He Dreiht, projet éolien offshore de 960 MW développé par Energie Baden-Württemberg AG (EnBW), a commencé à injecter de l’électricité sur le réseau, marquant une étape importante pour un projet réalisé sans subvention publique directe. Issu d’une enchère dite “zéro-cent” remportée en 2017, il est l’un des rares parcs de cette génération à atteindre le stade opérationnel dans les délais prévus. La finalisation complète du chantier est attendue au cours du deuxième trimestre 2026, avec une montée en puissance progressive déjà amorcée.
Une structuration financière mixte entre PPA et exposition marchande
Le montage économique repose sur un portefeuille d’accords d’achat d’électricité (PPA) signés avec Fraport, Bosch, Evonik et Salzgitter, représentant environ 335 MW de capacité. Le reste de la production sera valorisé sur le marché spot. Cette structuration hybride permet de lisser les risques de volatilité, dans un contexte de prix de capture moyen autour de 84 €/MWh en 2025 sur le segment offshore allemand. La Banque européenne d’investissement a apporté un financement de 600 M€, complété par des fonds propres d’un consortium composé d’Allianz Capital Partners, AIP Management et Norges Bank Investment Management.

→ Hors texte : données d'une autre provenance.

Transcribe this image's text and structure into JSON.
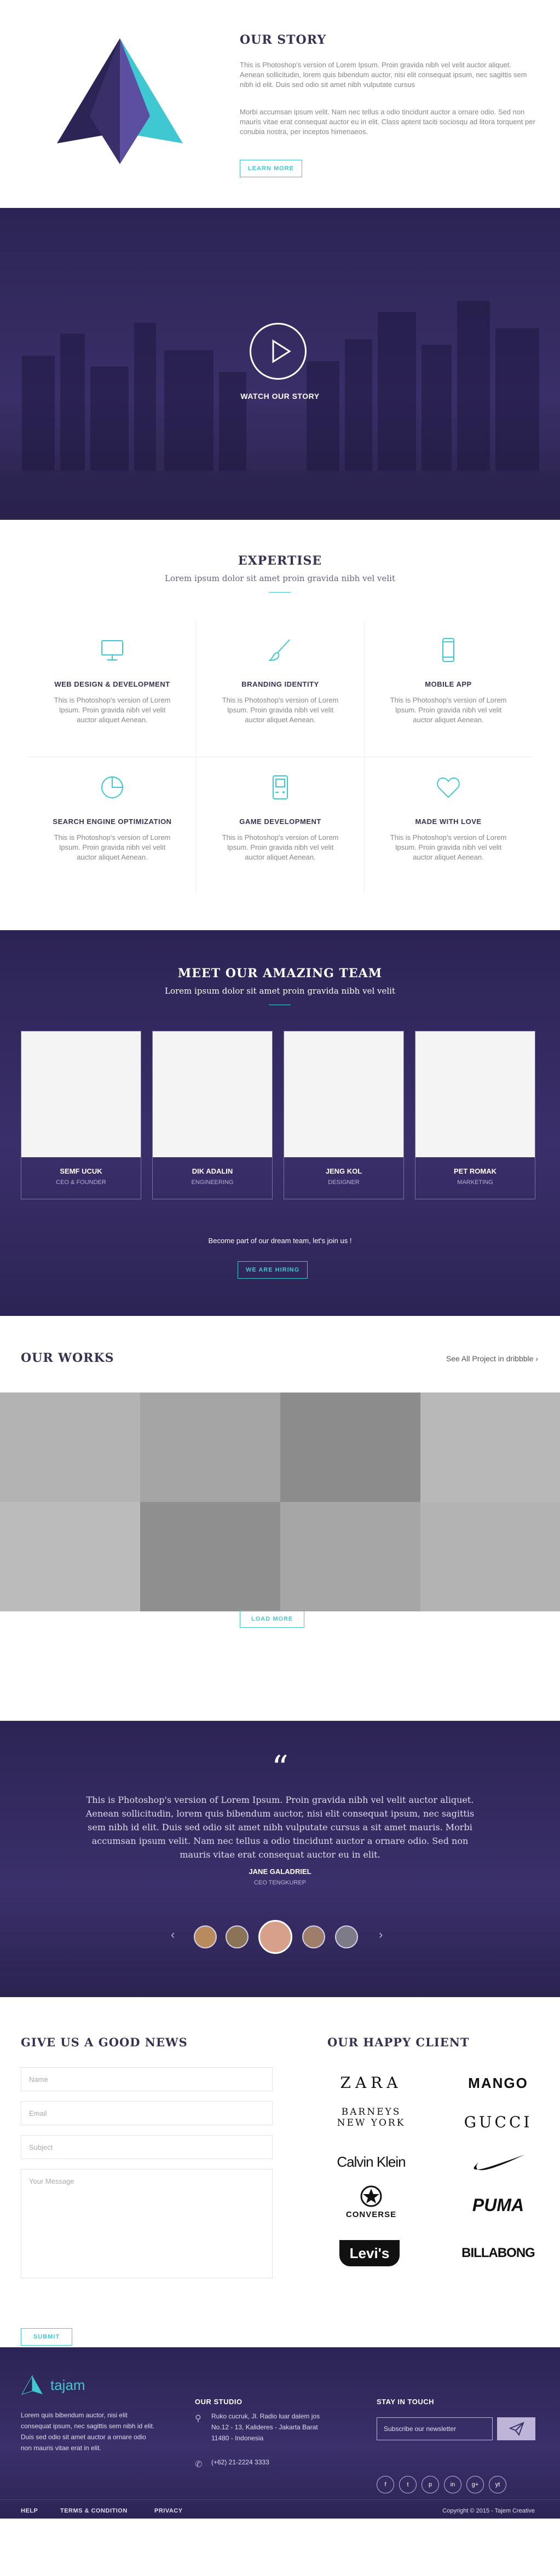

Des partenaires industriels et institutionnels européens
Le projet mobilise des turbines Vestas de 15 MW, parmi les plus puissantes du marché, installées sur des fondations gravitaires à environ 110 km à l’ouest de l’île d’Heligoland. Le raccordement est assuré par le gestionnaire de réseau germano-néerlandais TenneT, au sein d’une architecture HVDC en expansion dans la mer du Nord. La chaîne de valeur, intégralement européenne, se distingue dans un marché où l’influence croissante des équipementiers chinois soulève des préoccupations réglementaires à Bruxelles.
Échec des enchères récentes et bascule réglementaire à venir
Alors que He Dreiht entre en service, le dernier appel d’offres offshore allemand s’est soldé par une absence totale d’offres sur 2,5 GW, soulignant les limites du modèle à “enchères négatives” où les développeurs doivent verser des redevances pour obtenir les droits de construction. Le ministère fédéral de l’Économie et de la Protection du climat prépare un basculement vers un mécanisme à contrats pour différence (CfD) à partir de 2026, afin de restaurer la bancabilité des projets à grande échelle.
He Dreiht comme levier géopolitique et vitrine industrielle
L’Allemagne reste éloignée de son objectif de 30 GW installés d’ici 2030, avec seulement 9,2 GW connectés à mi-2025. He Dreiht et les projets associés devraient faire passer ce chiffre à environ 11 GW d’ici fin 2026. La mise en service de ce parc renforce l’ancrage industriel allemand et constitue un signal adressé aux marchés et aux partenaires européens sur la capacité du pays à livrer des projets complexes malgré un environnement réglementaire en transition.
Effets sur la chaîne d’approvisionnement en mer du Nord
Le chantier mobilise des ressources industrielles critiques dans une zone de forte densité projetuelle, où se concentrent plusieurs GW de capacités en construction. He Dreiht partage certaines infrastructures avec les parcs voisins Hohe See et Albatros, créant un effet de cluster pour les opérations et la maintenance à partir de la base d’Emden. Cette mutualisation pourrait atténuer partiellement les pressions sur les coûts fixes et les disponibilités de main-d’œuvre spécialisée.
Cadre juridique et absence d’acteurs chinois
Le projet relève du cadre juridique allemand WindSeeG, sous la supervision de la Bundesnetzagentur. Aucun fournisseur impliqué dans He Dreiht ne fait à ce jour l’objet d’enquêtes dans le cadre du règlement européen sur les subventions étrangères. Cette indépendance vis-à-vis des chaînes de valeur chinoises pourrait devenir un avantage stratégique dans les prochains appels d’offres, si les instruments de défense commerciale de l’Union européenne venaient à se renforcer.